First-order non-homogeneous recurrence relations with variable coefficients

Question

Looking at the method for solving recurrence relations given on Wikipedia here, I found myself confused by some aspects of the method. To save people tabbing backwards and forwards, here is what it says:

For [a] general first-order non-homogeneous linear recurrence relation with variable coefficients:

$$a_{n+1}=f_{n}a_{n}+g_{n},\qquad f_{n}\neq 0,$$

there is [...] a nice method to solve it:

$$a_{n+1}-f_{n}a_{n}=g_{n}$$ $${\frac {a_{n+1}}{\prod_{k=0}^{n}f_{k}}}-{\frac {f_{n}a_{n}}{\prod _{k=0}^{n}f_{k}}}={\frac {g_{n}}{\prod _{k=0}^{n}f_{k}}}$$ $${\frac {a_{n+1}}{\prod_{k=0}^{n}f_{k}}}-{\frac {a_{n}}{\prod _{k=0}^{n-1}f_{k}}}={\frac {g_{n}}{\prod _{k=0}^{n}f_{k}}}$$

Let

$$A_{n}={\frac {a_{n}}{\prod _{k=0}^{n-1}f_{k}}},$$

Then

$$A_{n+1}-A_{n}={\frac {g_{n}}{\prod _{k=0}^{n}f_{k}}}$$ $$\sum_{m=0}^{n-1}(A_{m+1}-A_{m})=A_{n}-A_{0}=\sum _{m=0}^{n-1}{\frac {g_{m}}{\prod _{k=0}^{m}f_{k}}}$$ $${\frac {a_{n}}{\prod _{k=0}^{n-1}f_{k}}}=A_{0}+\sum _{m=0}^{n-1}{\frac {g_{m}}{\prod _{k=0}^{m}f_{k}}}$$ $$a_{n}=\left(\prod _{k=0}^{n-1}f_{k}\right)\left(A_{0}+\sum _{m=0}^{n-1}{\frac {g_{m}}{\prod _{k=0}^{m}f_{k}}}\right)$$

If we apply the formula to $a_{n+1}=(1+hf_{nh})a_{n}+hg_{nh}$ and the take the limit $h \to 0$, we get the formula for first order linear differential equations with variable coefficients; the sum becomes an integral, and the product becomes the exponential function of an integral.

I have questions:

1. Are $f_n$ and $g_n$ functions or sequences of coefficients? I note that the heading for the section states that this is a discussion of linear recurrence relations. But obviously, if all we can discover are specific coefficients $f_n,g_n$ for some chosen $n$, then we are no closer to finding a general pattern for the sequence $a_1,a_2,...$
2. What is meant by $f_{n h}$ and $g_{nh}$? If the answer to question 1 is that they are functions, then do we have $f_{nh}=f(n+h)$? It's not at all clear.
3. Basically, I just don't understand that last paragraph.
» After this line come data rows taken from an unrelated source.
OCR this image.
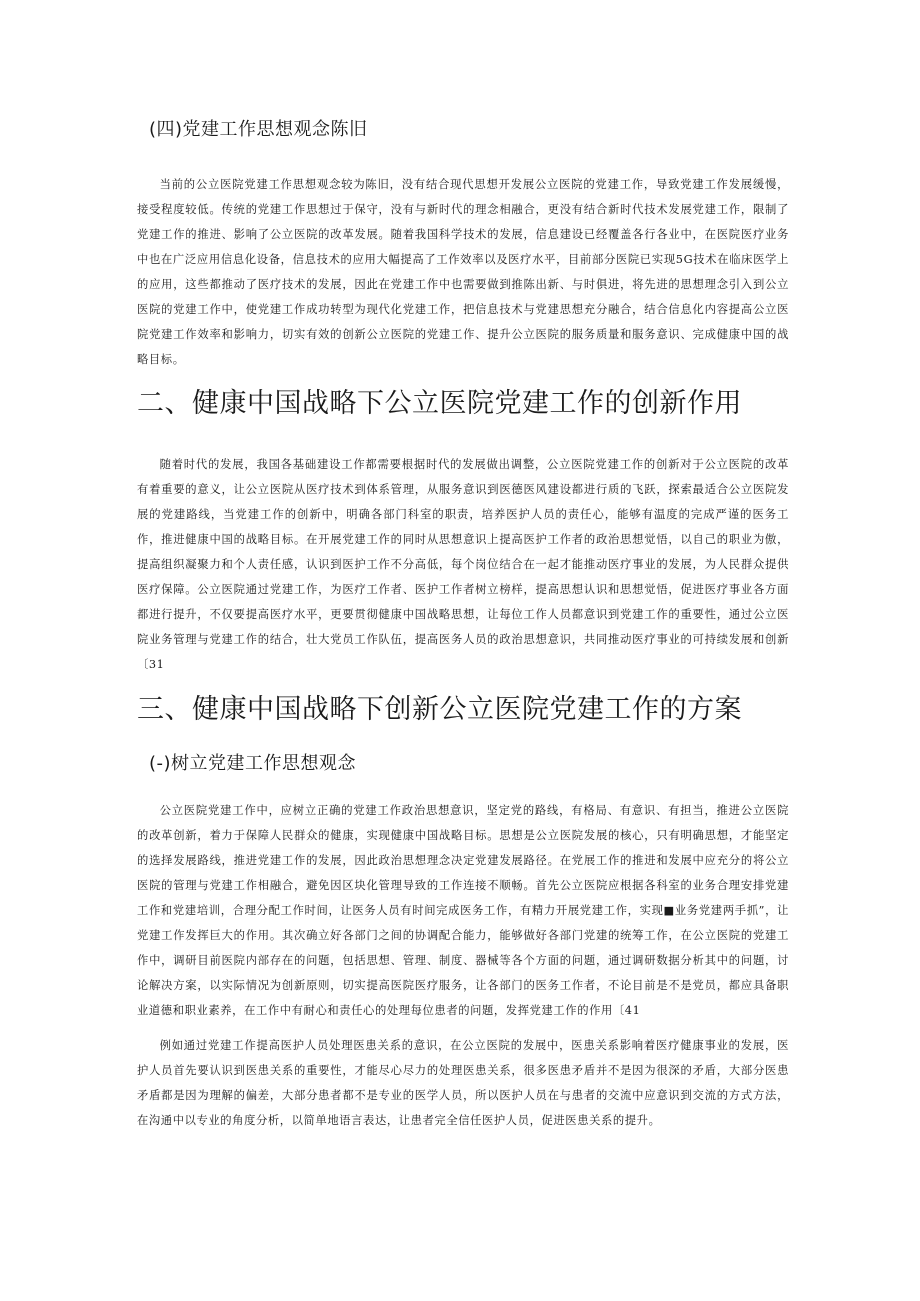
(四)党建工作思想观念陈旧

当前的公立医院党建工作思想观念较为陈旧，没有结合现代思想开发展公立医院的党建工作，导致党建工作发展缓慢，接受程度较低。传统的党建工作思想过于保守，没有与新时代的理念相融合，更没有结合新时代技术发展党建工作，限制了党建工作的推进、影响了公立医院的改革发展。随着我国科学技术的发展，信息建设已经覆盖各行各业中，在医院医疗业务中也在广泛应用信息化设备，信息技术的应用大幅提高了工作效率以及医疗水平，目前部分医院已实现5G技术在临床医学上的应用，这些都推动了医疗技术的发展，因此在党建工作中也需要做到推陈出新、与时俱进，将先进的思想理念引入到公立医院的党建工作中，使党建工作成功转型为现代化党建工作，把信息技术与党建思想充分融合，结合信息化内容提高公立医院党建工作效率和影响力，切实有效的创新公立医院的党建工作、提升公立医院的服务质量和服务意识、完成健康中国的战略目标。

二、健康中国战略下公立医院党建工作的创新作用

随着时代的发展，我国各基础建设工作都需要根据时代的发展做出调整，公立医院党建工作的创新对于公立医院的改革有着重要的意义，让公立医院从医疗技术到体系管理，从服务意识到医德医风建设都进行质的飞跃，探索最适合公立医院发展的党建路线，当党建工作的创新中，明确各部门科室的职责，培养医护人员的责任心，能够有温度的完成严谨的医务工作，推进健康中国的战略目标。在开展党建工作的同时从思想意识上提高医护工作者的政治思想觉悟，以自己的职业为傲，提高组织凝聚力和个人责任感，认识到医护工作不分高低，每个岗位结合在一起才能推动医疗事业的发展，为人民群众提供医疗保障。公立医院通过党建工作，为医疗工作者、医护工作者树立榜样，提高思想认识和思想觉悟，促进医疗事业各方面都进行提升，不仅要提高医疗水平，更要贯彻健康中国战略思想，让每位工作人员都意识到党建工作的重要性，通过公立医院业务管理与党建工作的结合，壮大党员工作队伍，提高医务人员的政治思想意识，共同推动医疗事业的可持续发展和创新〔31

三、健康中国战略下创新公立医院党建工作的方案
(-)树立党建工作思想观念

公立医院党建工作中，应树立正确的党建工作政治思想意识，坚定党的路线，有格局、有意识、有担当，推进公立医院的改革创新，着力于保障人民群众的健康，实现健康中国战略目标。思想是公立医院发展的核心，只有明确思想，才能坚定的选择发展路线，推进党建工作的发展，因此政治思想理念决定党建发展路径。在党展工作的推进和发展中应充分的将公立医院的管理与党建工作相融合，避免因区块化管理导致的工作连接不顺畅。首先公立医院应根据各科室的业务合理安排党建工作和党建培训，合理分配工作时间，让医务人员有时间完成医务工作，有精力开展党建工作，实现■业务党建两手抓”，让党建工作发挥巨大的作用。其次确立好各部门之间的协调配合能力，能够做好各部门党建的统筹工作，在公立医院的党建工作中，调研目前医院内部存在的问题，包括思想、管理、制度、器械等各个方面的问题，通过调研数据分析其中的问题，讨论解决方案，以实际情况为创新原则，切实提高医院医疗服务，让各部门的医务工作者，不论目前是不是党员，都应具备职业道德和职业素养，在工作中有耐心和责任心的处理每位患者的问题，发挥党建工作的作用〔41

例如通过党建工作提高医护人员处理医患关系的意识，在公立医院的发展中，医患关系影响着医疗健康事业的发展，医护人员首先要认识到医患关系的重要性，才能尽心尽力的处理医患关系，很多医患矛盾并不是因为很深的矛盾，大部分医患矛盾都是因为理解的偏差，大部分患者都不是专业的医学人员，所以医护人员在与患者的交流中应意识到交流的方式方法，在沟通中以专业的角度分析，以简单地语言表达，让患者完全信任医护人员，促进医患关系的提升。
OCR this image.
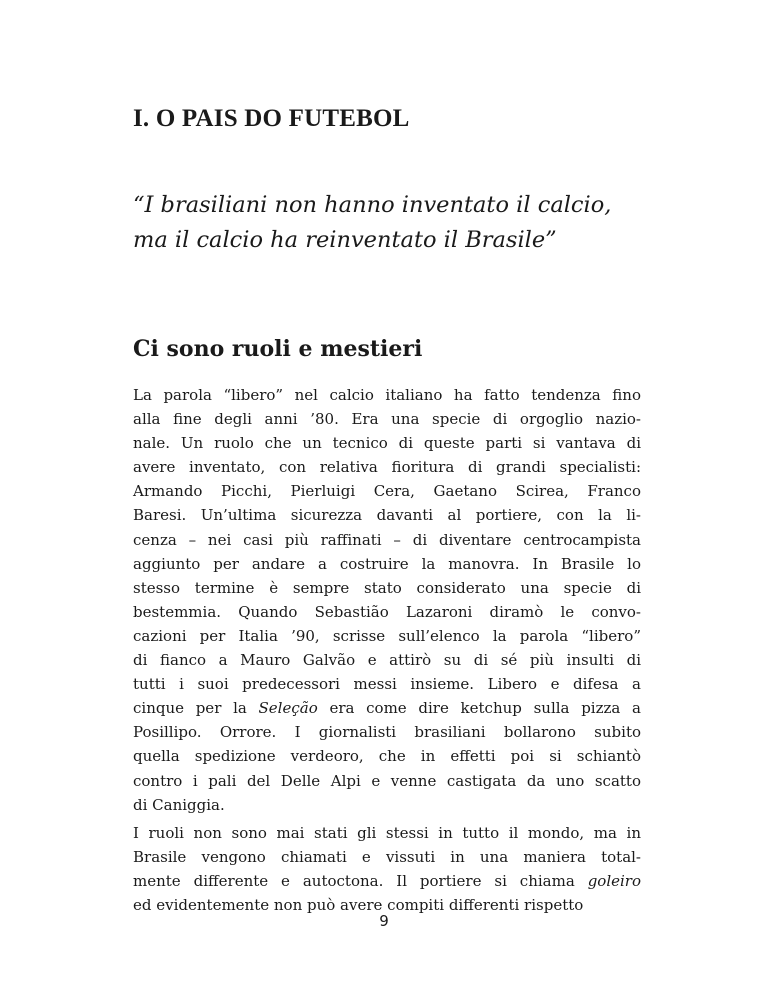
I. O PAIS DO FUTEBOL

“I brasiliani non hanno inventato il calcio,
ma il calcio ha reinventato il Brasile”

Ci sono ruoli e mestieri

La parola “libero” nel calcio italiano ha fatto tendenza fino
alla fine degli anni ’80. Era una specie di orgoglio nazio-
nale. Un ruolo che un tecnico di queste parti si vantava di
avere inventato, con relativa fioritura di grandi specialisti:
Armando Picchi, Pierluigi Cera, Gaetano Scirea, Franco
Baresi. Un’ultima sicurezza davanti al portiere, con la li-
cenza – nei casi più raffinati – di diventare centrocampista
aggiunto per andare a costruire la manovra. In Brasile lo
stesso termine è sempre stato considerato una specie di
bestemmia. Quando Sebastião Lazaroni diramò le convo-
cazioni per Italia ’90, scrisse sull’elenco la parola “libero”
di fianco a Mauro Galvão e attirò su di sé più insulti di
tutti i suoi predecessori messi insieme. Libero e difesa a
cinque per la Seleção era come dire ketchup sulla pizza a
Posillipo. Orrore. I giornalisti brasiliani bollarono subito
quella spedizione verdeoro, che in effetti poi si schiantò
contro i pali del Delle Alpi e venne castigata da uno scatto
di Caniggia.

I ruoli non sono mai stati gli stessi in tutto il mondo, ma in
Brasile vengono chiamati e vissuti in una maniera total-
mente differente e autoctona. Il portiere si chiama goleiro
ed evidentemente non può avere compiti differenti rispetto

9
It feels like we get to the tricky bit and then hand-waving takes over from maths.

What I am after is a clear understanding of what happens after the last equation in the section. If it's not possible to work the last part through in a general sense, then I'd very much appreciate a specific example - but the general approach is preferable.

Thanks in advance.